Sea Monkeys have been around since the 1950s, and for most of their existence, they were cheap in their disappointment. You spent three bucks ($9 these days) and got a plastic tank and a packet with dessicated shrimp that “magically” came back to life when you dumped them into water. (The scientific term is cryptobiosis – the eggs enter a state of suspended animation when removed from water and resume their life cycle when rehydrated.)

Not content with this cheap disappointment, the manufacturer has released a $49 projector-tank so you can see a shadow play by your tiny, disgusting crustaceans. Watch them float around in water, eating the tiny pieces of yeast you feed them! Watch them… uh… exist… alive… maybe! Watch the dead ones exist very similarly to the alive ones! Like most of the American dreams from the 1950s, it was a brazen lie, perpetrated by brazen profiteers, yet continues to beguile our society to this day.

ASDF: A Default Item Name

asdf-autosexual

There are dozens of items titled “ASDF” for sale online. Here’s a selection of them:

“ASDF” by S. Ashton: A $6.89 paperback which appears to only contain IRS publication 10311G, the instructions for filing your federal 2012 tax return.
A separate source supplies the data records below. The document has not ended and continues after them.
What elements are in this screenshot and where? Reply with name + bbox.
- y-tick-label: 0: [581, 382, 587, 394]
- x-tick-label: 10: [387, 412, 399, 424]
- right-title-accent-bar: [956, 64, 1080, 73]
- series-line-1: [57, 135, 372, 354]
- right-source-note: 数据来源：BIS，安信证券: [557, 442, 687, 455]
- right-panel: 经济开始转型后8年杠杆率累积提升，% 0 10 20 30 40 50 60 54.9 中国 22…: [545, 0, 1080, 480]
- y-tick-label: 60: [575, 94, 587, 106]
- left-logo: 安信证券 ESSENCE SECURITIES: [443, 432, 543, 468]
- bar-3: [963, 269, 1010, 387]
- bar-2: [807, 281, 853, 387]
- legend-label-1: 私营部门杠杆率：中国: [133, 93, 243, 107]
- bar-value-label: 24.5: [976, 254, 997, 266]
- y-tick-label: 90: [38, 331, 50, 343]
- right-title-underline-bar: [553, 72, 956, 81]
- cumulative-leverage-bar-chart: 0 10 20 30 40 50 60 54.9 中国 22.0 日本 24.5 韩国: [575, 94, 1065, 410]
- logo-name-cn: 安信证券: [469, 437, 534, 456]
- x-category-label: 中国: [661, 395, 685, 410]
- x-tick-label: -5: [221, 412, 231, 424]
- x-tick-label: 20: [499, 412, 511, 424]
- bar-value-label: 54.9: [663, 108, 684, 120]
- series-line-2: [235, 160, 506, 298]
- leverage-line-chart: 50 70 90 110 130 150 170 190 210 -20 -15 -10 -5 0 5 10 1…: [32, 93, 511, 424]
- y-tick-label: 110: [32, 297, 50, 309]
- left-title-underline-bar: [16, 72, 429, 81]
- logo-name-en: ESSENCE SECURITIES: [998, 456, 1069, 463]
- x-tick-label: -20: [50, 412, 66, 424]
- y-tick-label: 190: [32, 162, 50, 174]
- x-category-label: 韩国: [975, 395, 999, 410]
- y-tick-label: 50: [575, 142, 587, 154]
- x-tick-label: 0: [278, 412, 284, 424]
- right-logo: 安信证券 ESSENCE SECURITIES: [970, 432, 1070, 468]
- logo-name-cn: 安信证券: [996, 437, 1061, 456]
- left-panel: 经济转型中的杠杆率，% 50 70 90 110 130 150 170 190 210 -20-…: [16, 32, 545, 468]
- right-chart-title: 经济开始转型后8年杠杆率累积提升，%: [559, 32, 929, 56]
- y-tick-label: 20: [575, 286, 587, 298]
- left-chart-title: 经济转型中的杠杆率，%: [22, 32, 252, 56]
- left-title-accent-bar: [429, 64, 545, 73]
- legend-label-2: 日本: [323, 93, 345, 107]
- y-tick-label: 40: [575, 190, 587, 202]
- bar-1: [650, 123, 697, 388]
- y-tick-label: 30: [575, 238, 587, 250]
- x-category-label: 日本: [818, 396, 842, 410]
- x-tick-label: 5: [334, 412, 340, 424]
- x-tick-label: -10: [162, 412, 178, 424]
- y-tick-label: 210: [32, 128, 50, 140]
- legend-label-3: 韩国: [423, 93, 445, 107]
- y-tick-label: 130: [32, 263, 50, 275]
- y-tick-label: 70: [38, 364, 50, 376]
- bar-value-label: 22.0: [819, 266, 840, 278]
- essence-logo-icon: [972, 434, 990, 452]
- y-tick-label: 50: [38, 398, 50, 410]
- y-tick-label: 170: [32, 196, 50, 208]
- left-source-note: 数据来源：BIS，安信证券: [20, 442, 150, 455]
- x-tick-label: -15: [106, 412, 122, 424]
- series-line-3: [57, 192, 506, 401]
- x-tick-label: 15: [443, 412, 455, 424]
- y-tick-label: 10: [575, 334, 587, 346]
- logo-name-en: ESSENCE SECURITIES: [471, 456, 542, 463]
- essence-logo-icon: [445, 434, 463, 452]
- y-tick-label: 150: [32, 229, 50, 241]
“ASDF: An Autosexual Odyssey”: A 398-page work of cyber-erotica which begins “Seldom do I post poetry to my blog, but”.

asdf: An audio CD available for $1.08 with a review from 2004 stating “I would recommend this CD for anyone who is into QWERTY.”

ASDF: A toy car that costs $51.82.

“ASDF: A Novelette”: a book whose author compares it to Finnegan’s Wake, which is probably true. It’s probably a lot like Finnegan’s Wake.

“asdf” by asdfasdf: A book which will be released January 1, 3333. No cover image yet, for obvious reasons.

“asdf [Single]“: A cassette single whose only picture is that of a chess set. It’s $24.18, and also out of stock.



Cheetahmen II: A Horrible Video Game

cheetahmen

Cheetahmen II is the sequel to the terrible game Cheetahmen, released in the early 90s on a Nintendo cartridge called “Action 52.” This was a cartridge which held 52 different terrible games, and retailed for $199. For a single game. I remember renting this piece of shit when I was a kid and feeling cheated out of two bucks. Plunking down almost two hundo would have been emotionally shattering. Cheetahmen was one of the 52 games on there, and it was as horrible as the other 51, being mostly un-fun and somewhat unplayable. Keep in mind that in 1992, your other options for fun, apart from Nintendo, were playing outside or watching TV, so it wasn’t competing against much, but it still lost.

The manufacturers decided to make a sequel, and cranked out Cheetahmen II, which, despite the fact that it’s reportedly worse than the first game, is now a collectible, selling for almost $400. I can’t believe this shitty game is still haunting the world. If we can’t get rid of Cheetahmen, we don’t have a chance at conquering true injustice.